The 20x number, then, appears to be the Q3 2018 run rate applied to the early-2019 final sale price, with $3,000 million ($3 billion) divided by $150 million to yield the figure. The 18.3x metric uses the final revenue count and the final deal value, making it a more accurate number.

Of course, it’s not clear which number Twilio is referring to, as the company only says that the multiple for its current deal is “similar” to the old transaction multiple. So let’s not get too caught up on how to parse the SendGrid number more finely.

Instead, we can add a little padding around the range of SendGrid-related numbers that we know, to give us a revenue multiple range for the Segment deal. That works out, say, 17x to 21x for Segment’s current run rate, or ARR, depending on how you want to consider its revenue mix.

Are those expensive prices?

Not really. For two reasons. First, the median public SaaS company — Segment was nearly big enough to go public, mind — is worth around 17.4x its revenue (according to the Bessemer cloud index), and is only growing at 27% with gross margins of around 74%. Segment is growing much more quickly, and has similar margins.
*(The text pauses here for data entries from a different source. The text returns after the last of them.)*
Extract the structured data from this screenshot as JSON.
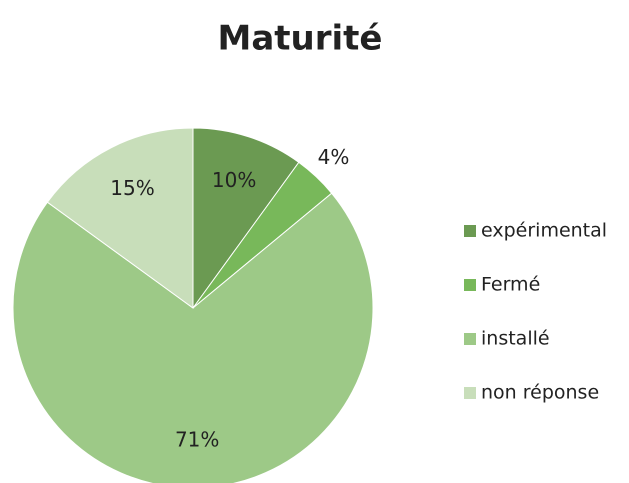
{
  "chart_data": {
    "type": "pie",
    "title": "Maturité",
    "categories": [
      "expérimental",
      "Fermé",
      "installé",
      "non réponse"
    ],
    "values": [
      10,
      4,
      71,
      15
    ],
    "value_labels": [
      "10%",
      "4%",
      "71%",
      "15%"
    ],
    "colors": [
      "#6b9a52",
      "#78b85a",
      "#9dc987",
      "#c8deba"
    ],
    "legend": "right"
  }
}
Unless we’veĀ really done some math wrong above, the Segment deal is reasonable in terms of the price paid; perhaps Segment should have held out for another few hundred million. Which Twilio could have afforded, because of what has happened to its value in 2020.

Twilio is buying Segment with house money, effectively. Twilio was worth around $100 per share at the start of the year. Today it’s worth $329.72 before the markets open. That share price values it at around $49 billion. To carve off some if its appreciation and use it to buy Segment and all its TAM is not a bad choice.

And that Twilio didn’t overpay by current norms at the same time is icing on the cake. Twilio continues to execute well.

Perhaps we’ll see more deals like this one? Lots of SaaS and cloud stocks are richly valued today. Why aren’t they out there dropping checks like bombs on smaller companies with complementary customer bases? Fear?